Le divorce du couple impérial en 1809 cause un profond chagrin à Ordener, qui désire suivre Joséphine à la Malmaison pour lui apporter cette dernière marque de reconnaissance et d’attachement. L’Empereur en décide autrement. Tout d’abord, il lui renouvelle, dans une lettre particulière du 24 février 1811, l’assurance de sa satisfaction pour les services passés. Le 1er mars suivant, il le nomme gouverneur du château de Compiègne ; il y habite, tout en partageant ce logement avec sa résidence parisienne, du fait de sa charge de sénateur. En cette nouvelle fonction, il a pour mission de recevoir la nouvelle impératrice, l’archiduchesse Marie-Louise, lors de ses séjours au château de Compiègne.

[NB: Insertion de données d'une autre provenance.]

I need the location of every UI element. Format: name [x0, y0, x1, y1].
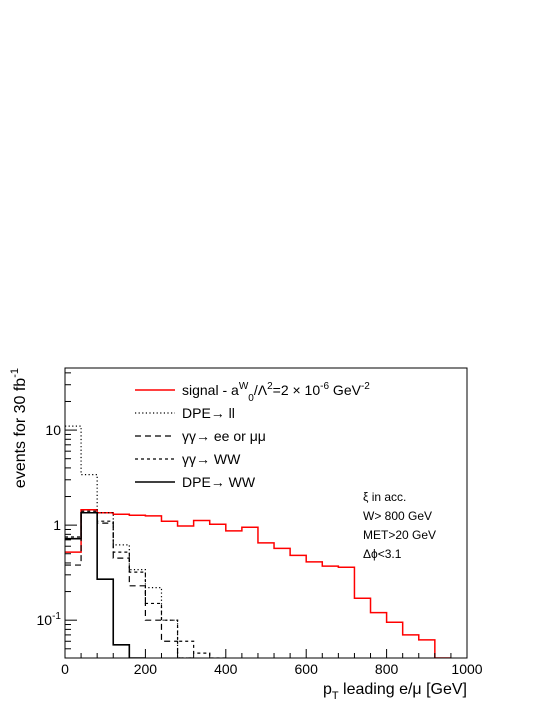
axes: 0 200 400 600 800 1000 10-1 1 10 [37, 372, 483, 677]
annotation-line: W> 800 GeV [363, 509, 432, 523]
annotation-line: ξ in acc. [363, 490, 406, 504]
x-axis-label-main: p [323, 681, 332, 698]
series-gg_ww [65, 510, 226, 658]
series-dpe_ll [65, 425, 194, 658]
annotation-line: Δϕ<3.1 [363, 547, 402, 561]
x-tick-label: 1000 [451, 661, 482, 677]
x-tick-label: 0 [61, 661, 69, 677]
y-axis-label-main: events for 30 fb [12, 378, 29, 488]
x-tick-label: 800 [375, 661, 399, 677]
y-tick-label: 1 [53, 517, 61, 533]
plot-frame [64, 367, 468, 659]
x-tick-label: 200 [134, 661, 158, 677]
x-tick-label: 600 [295, 661, 319, 677]
annotation-line: MET>20 GeV [363, 528, 436, 542]
series-dpe_ww [65, 511, 146, 658]
legend-label-gg_ww: γγ→ WW [182, 451, 241, 467]
legend-label-dpe_ll: DPE→ ll [182, 405, 235, 421]
legend-label-gg_ee: γγ→ ee or μμ [182, 428, 266, 444]
y-axis-label-sup: -1 [9, 368, 21, 378]
legend-label-signal: signal - aW0/Λ2=2 × 10-6 GeV-2 [182, 381, 370, 404]
histogram-lines [65, 425, 451, 658]
legend-label-dpe_ww: DPE→ WW [182, 474, 256, 490]
annotation-box: ξ in acc. W> 800 GeV MET>20 GeV Δϕ<3.1 [363, 490, 436, 561]
x-tick-label: 400 [214, 661, 238, 677]
y-axis-label: events for 30 fb-1 [9, 368, 29, 488]
y-tick-label: 10-1 [37, 611, 62, 628]
x-axis-label-sub: T [332, 690, 339, 702]
x-axis-label-rest: leading e/μ [GeV] [339, 681, 467, 698]
x-axis-label: pT leading e/μ [GeV] [323, 681, 467, 702]
series-gg_ee [65, 512, 194, 658]
series-signal [65, 509, 451, 658]
y-tick-label: 10 [45, 422, 61, 438]
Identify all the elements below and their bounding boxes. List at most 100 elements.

La mort du général-comte Ordener
À la naissance du Roi de Rome, en mars 1811, Ordener se sent déjà malade ; il a 55 ans. Le 27 août 1811, il reçoit l’ordre de mettre en état le château de Compiègne pour accueillir le couple impérial. Le 29, au soir, il reçoit Napoléon et Marie-Louise ; Napoléon le complimente sur sa bonne mine. Mais, dans la nuit, son état devient grave, les médecins le soignent, en vain. Il expire quelques heures plus tard, le 30 août, après avoir jeté une faible plainte. Ainsi disparaît, dans son lit, fort paisiblement, de maladie, ce sabreur qui a été exposé si souvent, en première ligne, sur les champs de bataille . L’acte de décès est inscrit à la mairie de Compiègne.
La consternation est générale. Embaumé selon l’usage, le corps est ramené à Paris. La cérémonie funèbre a lieu le 14 septembre 1811. Le Sénat, rassemblé à 11 h 15 en son palais du Luxembourg, se rend, à midi, en corps constitué, au domicile place du Corps Législatif, aujourd’hui place du palais Bourbon, pour y retrouver la famille, les amis et les personnalités.
Le corps est porté en l’église Saint-Thomas pour la cérémonie religieuse. Ensuite, le cortège se dirige vers l’église Sainte-Geneviève, c’est-à-dire vers le Panthéon. Le maréchal-duc de Dantzig y évoque, au nom du Sénat, le souvenir du disparu. La dépouille est déposée dans le caveau destiné à la sépulture des sénateurs, non sans difficulté, du fait de la taille du défunt. Aux côtés de Marie Walther, sa veuve éplorée, se trouvent ses fils Michel et Gaston. À l’aîné, Michel, l’Empereur écrit : « J’ai perdu mon premier officier et un de mes plus chers amis et vous déplorez un père excellent. Je veux le remplacer ».
Le souvenir et la postérité
Dans les couloirs du palais du Luxembourg, un buste en marbre rappelle le souvenir du général Ordener. Le compte-rendu d’exécution de cette œuvre d’art indique que ce buste ressemble peu aux portraits qu’on a de lui et où la face est pleine. Le nez est très mince, la figure allongée, sans doute effet de la mort, le travail ayant été exécuté d’après le masque en plâtre réalisé post-mortem selon l’usage.
Le nom du général est inscrit sur la face ouest de l’Arc de Triomphe. L’Hôpital, sa ville natale, perpétue sa mémoire : une rue porte son nom et une plaque est apposée sur la façade de l’hôtel de ville.
De son épouse Anne-Marie Walther, le général a eu quatre fils et deux filles : l’aîné, Michel (1787-1862), Joséphine-Eugénie (1807-1861), Louise-Amélie, Antoine dit Gaston (1793-1815), Auguste-Camille (1809-1883), Charles-Thomas. Michel mourra général, Gaston lieutenant, Charles-Thomas également officier (de cavalerie, sans autre précision). Son épouse décèdera en 1836.
Le jugement de l’Histoire : comme beaucoup d’autres généraux de cavalerie, Ordener n’était ni un stratège ni un tacticien, mais un exécutant, et un très bon. Intégrité, honnêteté, fidélité à Napoléon, totales et sans faille. Bravoure incroyable. Traits de caractère : précis, méthodique, obéissant, froid, discret, redoutablement efficace, ne laissant rien au hasard.